Abstract
Although eternally debated, the issue of autonomy in higher education is rarely analysed in its complexity. To address this issue, this article uses an analytical matrix which combines the distinction between substantive and procedural autonomy and the distinction between HEI governing bodies, academic professions and individual academics. This framework allows for analysing—by the example of the Swiss academic labour market—how changes in national steering can lead to the redistribution of autonomy between the mentioned actors. Further insights relate to the observed higher education system’s decentralised character. Empirical findings—based on the examination of three special programmes initiated by the federal government—indicate that HEI actors lose some substantive autonomy in favour of the Confederation, and—against the general tendency induced by New Public Management to reinforce HEI governing bodies—procedural autonomy is rather redistributed to individual academics and academic professions.
Notes
1. The Swiss higher education sector is composed of 10 universities which are under cantonal competence—that is to say mainly ruled by law of the corresponding region (canton)—two federal institutes of technology, eight universities of applied sciences and 14 institutions of teacher education. Cantonal universities concentrate the largest proportion of students.
2. LAU—Loi sur l’aide aux universités et la coopération dans le domaine des hautes écoles.

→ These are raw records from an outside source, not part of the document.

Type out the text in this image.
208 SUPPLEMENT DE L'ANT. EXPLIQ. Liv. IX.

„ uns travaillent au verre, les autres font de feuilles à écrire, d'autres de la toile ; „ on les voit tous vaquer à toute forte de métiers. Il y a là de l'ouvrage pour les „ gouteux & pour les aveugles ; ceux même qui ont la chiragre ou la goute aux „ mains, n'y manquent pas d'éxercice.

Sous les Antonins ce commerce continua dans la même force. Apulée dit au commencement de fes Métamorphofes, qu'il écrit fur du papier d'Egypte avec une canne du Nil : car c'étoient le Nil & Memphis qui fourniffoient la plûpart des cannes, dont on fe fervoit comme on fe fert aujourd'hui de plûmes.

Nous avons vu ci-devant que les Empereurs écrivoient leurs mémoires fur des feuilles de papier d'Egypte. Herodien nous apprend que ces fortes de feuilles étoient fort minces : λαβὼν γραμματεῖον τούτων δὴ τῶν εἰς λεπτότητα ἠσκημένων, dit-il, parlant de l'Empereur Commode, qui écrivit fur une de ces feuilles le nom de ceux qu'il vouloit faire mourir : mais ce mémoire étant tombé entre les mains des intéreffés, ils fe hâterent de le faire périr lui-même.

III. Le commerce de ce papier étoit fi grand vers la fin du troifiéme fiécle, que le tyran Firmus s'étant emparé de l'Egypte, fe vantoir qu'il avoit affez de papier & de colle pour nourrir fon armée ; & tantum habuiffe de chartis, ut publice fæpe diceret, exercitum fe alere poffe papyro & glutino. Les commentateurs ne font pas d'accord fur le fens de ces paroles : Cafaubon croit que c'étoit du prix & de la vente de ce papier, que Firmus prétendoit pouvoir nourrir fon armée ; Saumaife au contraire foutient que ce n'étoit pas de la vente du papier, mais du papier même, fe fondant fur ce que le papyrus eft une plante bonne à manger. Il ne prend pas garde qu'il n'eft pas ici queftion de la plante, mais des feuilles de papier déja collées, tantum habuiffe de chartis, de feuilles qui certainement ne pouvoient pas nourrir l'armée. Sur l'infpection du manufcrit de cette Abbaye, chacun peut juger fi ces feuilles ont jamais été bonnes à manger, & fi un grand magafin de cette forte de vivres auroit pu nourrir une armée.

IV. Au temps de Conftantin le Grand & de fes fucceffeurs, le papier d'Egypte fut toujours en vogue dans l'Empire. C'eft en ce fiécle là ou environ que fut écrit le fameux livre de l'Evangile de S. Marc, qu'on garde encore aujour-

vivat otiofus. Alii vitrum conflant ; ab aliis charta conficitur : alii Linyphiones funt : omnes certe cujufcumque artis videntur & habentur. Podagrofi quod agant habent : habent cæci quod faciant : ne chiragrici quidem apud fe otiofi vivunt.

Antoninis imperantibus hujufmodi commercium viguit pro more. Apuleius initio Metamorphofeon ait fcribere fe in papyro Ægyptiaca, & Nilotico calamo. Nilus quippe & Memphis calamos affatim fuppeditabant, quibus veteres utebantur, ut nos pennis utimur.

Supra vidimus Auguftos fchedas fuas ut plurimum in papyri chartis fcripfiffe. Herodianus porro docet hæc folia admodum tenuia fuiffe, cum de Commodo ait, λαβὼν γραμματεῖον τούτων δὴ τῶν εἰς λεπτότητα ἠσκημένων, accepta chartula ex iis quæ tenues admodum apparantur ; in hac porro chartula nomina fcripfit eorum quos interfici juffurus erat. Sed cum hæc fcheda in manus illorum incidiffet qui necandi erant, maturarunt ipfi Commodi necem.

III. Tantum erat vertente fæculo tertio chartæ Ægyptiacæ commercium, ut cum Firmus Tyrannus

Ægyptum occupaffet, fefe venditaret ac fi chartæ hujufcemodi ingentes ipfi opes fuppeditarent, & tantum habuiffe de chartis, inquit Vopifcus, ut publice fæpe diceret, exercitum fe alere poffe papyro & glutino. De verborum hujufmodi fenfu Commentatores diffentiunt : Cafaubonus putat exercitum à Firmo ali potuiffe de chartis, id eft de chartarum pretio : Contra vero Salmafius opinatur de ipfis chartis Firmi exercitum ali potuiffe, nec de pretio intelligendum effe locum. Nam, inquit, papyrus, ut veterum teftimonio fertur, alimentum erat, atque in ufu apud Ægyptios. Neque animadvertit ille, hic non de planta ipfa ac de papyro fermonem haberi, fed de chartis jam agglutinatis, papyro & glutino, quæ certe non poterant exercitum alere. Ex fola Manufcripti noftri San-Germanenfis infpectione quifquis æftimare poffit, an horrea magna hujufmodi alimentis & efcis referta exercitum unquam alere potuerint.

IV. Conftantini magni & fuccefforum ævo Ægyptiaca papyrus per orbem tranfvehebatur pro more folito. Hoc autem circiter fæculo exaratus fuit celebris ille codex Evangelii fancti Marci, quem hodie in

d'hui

3. In some cases, full professors may be employed to a limited percentage, which gives them the possibility of carrying out parallel professional activities such as lawyer, architect, medical practitioner, etc.
4. Source: Federal Statistical Office, http://www.bfs.admin.ch, accessed March 2010.
5. Source: Federal Statistical Office, http://www.bfs.admin.ch, accessed March 2010.
6. It was only in the late 1960s that the Confederation gained a clear competence of (co‐) funding of the cantonal universities, through the LAU (Loi d’aide aux universités; Perellon, Citation2001).
7. In French: “Encouragement de la relève académique”; in German: “Akademische Nachwuchsförderung”.
8. Source: http://www.snf.ch, accessed October 2008.
9. Source: Federal Statistical Office, http://www.bfs.admin.ch, accessed March 2010.
10. Swiss National Science Foundation, Swiss University Council, Swiss Science Council.
11. Source: Federal Statistical Office, http://www.bfs.admin.ch, accessed March 2010.
12. Candidates must have studied or worked at a certain time in their career in another HEI or even in the private sector rather than in the HEI in which they benefit from the programme.